MPS is the principal locus of control that influences muscle protein accretion in response to anabolic stimuli, as opposed to MPB [28– 31]. However, the relative contribution of increased translational efficiency and translational capacity in affecting hypertrophy remains unclear. Intermittent elevations in rates of MPS in response to exogenous stimuli (i.e. RE and protein nutrition) drive muscle hypertrophy [28– 31]. Nevertheless, research focused on translational capacity is in its infancy, and the proposed importance [6] of ribosomal biogenesis has yet to be confirmed.

What is clearly evident is that muscle hypertrophy is a multi-faceted process. However, targeted approaches that probe specific genes and proteins will provide only an incomplete picture of muscle growth. Unbiased, global “omic” technologies have the potential to provide a more comprehensive understanding of the underlying prerequisites for muscle growth but have inherent limitations that need to be considered.

Myonuclear accretion, due to a loading stimulus, is a means by which the transcriptional capacity of the skeletal muscle may be increased. The addition of new myonuclei is due to the activation and subsequent fusion of SCs to muscle fibers, and substantial evidence shows a role for SCs in muscle hypertrophy in humans. Although this is speculative, we hypothesize that resident myonuclei likely possess the ability, possibly through epigenetic modification, to increase transcriptional capacity to a certain extent, ultimately supporting muscle growth.

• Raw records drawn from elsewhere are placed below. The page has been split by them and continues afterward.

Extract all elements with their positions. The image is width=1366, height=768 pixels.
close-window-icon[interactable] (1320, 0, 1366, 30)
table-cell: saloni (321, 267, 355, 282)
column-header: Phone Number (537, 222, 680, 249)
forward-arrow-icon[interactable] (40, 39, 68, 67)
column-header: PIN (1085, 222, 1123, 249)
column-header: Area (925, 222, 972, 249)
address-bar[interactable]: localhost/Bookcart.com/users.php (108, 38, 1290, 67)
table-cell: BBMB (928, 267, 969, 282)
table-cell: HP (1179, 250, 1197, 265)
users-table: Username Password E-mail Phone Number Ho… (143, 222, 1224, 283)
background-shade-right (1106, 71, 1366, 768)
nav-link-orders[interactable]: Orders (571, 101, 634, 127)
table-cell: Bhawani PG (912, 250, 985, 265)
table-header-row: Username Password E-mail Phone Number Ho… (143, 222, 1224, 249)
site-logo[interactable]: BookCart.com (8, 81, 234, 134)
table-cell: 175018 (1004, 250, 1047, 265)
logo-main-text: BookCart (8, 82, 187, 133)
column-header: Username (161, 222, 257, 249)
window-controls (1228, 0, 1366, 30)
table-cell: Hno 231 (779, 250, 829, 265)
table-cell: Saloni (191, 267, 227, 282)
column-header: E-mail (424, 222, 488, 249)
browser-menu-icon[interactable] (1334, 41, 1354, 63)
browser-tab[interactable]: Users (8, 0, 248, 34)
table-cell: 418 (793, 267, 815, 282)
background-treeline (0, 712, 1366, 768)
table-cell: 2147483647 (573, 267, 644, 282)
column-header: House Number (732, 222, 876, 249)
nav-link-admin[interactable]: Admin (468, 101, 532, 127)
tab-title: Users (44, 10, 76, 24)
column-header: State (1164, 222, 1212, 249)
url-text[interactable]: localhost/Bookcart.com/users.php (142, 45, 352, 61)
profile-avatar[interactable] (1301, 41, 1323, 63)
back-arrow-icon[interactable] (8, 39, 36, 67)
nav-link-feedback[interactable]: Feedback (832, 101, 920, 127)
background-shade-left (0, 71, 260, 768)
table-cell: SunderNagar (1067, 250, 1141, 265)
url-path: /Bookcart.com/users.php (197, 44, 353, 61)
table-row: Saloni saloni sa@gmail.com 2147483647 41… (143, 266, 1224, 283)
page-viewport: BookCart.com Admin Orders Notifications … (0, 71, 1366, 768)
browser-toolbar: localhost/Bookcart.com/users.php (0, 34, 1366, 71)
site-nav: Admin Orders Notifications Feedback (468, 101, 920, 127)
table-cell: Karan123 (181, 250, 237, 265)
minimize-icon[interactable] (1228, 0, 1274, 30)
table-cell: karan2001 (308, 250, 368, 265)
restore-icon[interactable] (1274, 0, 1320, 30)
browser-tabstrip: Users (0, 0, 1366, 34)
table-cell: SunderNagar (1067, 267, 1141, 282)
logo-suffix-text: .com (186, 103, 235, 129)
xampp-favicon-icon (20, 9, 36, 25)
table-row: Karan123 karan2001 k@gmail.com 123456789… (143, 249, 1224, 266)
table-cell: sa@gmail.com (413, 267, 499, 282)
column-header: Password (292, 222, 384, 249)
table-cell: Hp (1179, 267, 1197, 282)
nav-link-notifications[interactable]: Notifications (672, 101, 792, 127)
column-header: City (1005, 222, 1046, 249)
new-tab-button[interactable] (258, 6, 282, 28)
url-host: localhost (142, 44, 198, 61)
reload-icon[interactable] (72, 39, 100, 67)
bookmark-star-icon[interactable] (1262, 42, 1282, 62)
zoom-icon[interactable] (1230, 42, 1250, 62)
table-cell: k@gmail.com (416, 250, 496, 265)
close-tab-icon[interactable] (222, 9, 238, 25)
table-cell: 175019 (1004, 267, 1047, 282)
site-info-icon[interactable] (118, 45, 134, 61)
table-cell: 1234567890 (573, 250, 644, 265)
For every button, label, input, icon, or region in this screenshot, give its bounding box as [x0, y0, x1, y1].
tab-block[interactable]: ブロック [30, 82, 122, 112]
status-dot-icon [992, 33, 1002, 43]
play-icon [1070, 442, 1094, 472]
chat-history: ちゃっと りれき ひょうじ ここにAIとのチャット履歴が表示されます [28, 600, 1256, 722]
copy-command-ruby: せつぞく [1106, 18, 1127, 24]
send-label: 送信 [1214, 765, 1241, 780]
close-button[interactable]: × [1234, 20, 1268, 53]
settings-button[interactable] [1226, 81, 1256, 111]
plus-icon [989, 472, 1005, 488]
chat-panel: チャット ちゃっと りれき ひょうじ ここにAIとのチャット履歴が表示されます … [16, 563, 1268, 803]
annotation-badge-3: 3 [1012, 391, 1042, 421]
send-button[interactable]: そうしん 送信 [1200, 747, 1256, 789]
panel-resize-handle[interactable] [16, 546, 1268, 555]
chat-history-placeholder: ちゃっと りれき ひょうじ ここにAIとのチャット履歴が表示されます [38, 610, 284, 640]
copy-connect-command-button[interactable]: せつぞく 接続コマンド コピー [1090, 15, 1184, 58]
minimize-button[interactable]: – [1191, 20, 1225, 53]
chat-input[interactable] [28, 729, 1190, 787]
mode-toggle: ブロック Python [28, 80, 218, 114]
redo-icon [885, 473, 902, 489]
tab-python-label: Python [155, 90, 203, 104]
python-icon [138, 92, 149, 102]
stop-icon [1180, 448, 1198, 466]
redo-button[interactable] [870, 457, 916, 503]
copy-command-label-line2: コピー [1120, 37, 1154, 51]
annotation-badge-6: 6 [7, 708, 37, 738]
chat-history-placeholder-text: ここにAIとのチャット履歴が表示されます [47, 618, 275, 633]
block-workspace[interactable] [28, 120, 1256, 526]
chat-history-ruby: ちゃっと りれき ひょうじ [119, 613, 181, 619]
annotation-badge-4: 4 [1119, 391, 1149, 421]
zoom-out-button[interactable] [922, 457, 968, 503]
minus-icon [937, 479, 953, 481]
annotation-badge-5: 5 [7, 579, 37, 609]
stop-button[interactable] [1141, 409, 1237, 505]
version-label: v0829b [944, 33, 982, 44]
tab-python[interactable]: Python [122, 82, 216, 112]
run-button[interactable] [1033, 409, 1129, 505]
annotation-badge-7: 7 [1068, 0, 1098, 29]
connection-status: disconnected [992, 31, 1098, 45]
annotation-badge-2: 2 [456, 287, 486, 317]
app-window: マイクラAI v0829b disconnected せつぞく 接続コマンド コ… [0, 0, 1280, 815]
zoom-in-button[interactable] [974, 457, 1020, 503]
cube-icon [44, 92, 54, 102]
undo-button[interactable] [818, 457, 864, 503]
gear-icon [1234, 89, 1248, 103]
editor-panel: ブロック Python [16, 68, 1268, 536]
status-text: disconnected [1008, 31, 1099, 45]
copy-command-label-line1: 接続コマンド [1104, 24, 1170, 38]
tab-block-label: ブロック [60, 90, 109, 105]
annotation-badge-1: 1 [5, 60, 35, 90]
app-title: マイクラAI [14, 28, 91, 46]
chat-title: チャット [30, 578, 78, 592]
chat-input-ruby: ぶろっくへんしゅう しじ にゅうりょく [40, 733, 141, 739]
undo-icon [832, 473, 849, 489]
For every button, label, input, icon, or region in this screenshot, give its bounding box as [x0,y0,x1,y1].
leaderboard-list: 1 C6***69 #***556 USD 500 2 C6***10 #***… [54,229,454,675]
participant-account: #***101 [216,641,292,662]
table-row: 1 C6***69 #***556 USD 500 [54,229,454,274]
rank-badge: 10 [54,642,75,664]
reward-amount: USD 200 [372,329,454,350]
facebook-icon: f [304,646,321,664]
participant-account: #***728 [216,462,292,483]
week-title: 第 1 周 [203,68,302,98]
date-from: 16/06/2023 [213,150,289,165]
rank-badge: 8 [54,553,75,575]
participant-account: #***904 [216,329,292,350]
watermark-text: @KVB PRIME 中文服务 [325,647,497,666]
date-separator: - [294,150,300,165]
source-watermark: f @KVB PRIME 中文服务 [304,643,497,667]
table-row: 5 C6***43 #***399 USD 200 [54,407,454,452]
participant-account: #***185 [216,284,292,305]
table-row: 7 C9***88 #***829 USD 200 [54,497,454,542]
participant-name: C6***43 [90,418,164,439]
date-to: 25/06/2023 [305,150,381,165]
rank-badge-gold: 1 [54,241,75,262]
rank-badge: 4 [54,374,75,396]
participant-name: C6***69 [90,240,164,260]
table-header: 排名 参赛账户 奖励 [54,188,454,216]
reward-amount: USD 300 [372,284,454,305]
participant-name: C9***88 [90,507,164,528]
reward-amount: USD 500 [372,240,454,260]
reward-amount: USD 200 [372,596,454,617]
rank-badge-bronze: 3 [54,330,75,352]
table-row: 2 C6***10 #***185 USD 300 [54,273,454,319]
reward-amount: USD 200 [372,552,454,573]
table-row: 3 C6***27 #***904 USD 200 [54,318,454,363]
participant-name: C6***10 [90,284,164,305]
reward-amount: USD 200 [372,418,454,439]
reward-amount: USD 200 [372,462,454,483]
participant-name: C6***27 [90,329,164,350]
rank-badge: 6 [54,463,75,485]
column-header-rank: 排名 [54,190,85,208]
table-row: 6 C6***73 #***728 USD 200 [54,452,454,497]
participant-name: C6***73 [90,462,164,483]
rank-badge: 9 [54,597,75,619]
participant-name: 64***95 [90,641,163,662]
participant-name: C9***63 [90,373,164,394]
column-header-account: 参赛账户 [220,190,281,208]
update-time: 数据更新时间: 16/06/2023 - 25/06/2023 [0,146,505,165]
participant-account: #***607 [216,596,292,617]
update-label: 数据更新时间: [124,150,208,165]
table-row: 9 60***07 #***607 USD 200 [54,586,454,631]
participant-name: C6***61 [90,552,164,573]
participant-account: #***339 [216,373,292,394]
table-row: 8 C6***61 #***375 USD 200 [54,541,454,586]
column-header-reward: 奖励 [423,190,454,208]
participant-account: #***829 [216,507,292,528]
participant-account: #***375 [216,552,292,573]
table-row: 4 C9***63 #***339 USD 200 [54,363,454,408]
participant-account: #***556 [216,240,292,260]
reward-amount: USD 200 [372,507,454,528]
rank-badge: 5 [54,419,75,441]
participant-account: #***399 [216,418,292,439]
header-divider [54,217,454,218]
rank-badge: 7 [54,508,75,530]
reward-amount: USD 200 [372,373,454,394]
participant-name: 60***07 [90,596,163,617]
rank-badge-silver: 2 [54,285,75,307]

Although significant progress has been made, considerable work remains to be done in order to deepen our understanding of the processes that govern RET-induced muscle hypertrophy. Future studies incorporating dynamic measures of RNA synthesis, integrated rates of MPS, and SC/myonuclei assessments in concert with “omic” technologies and DDNs will provide a platform to elucidate the relative contribution, and time-course, of translational efficiency and capacity to changes in MPS and hypertrophy in response to chronic RET.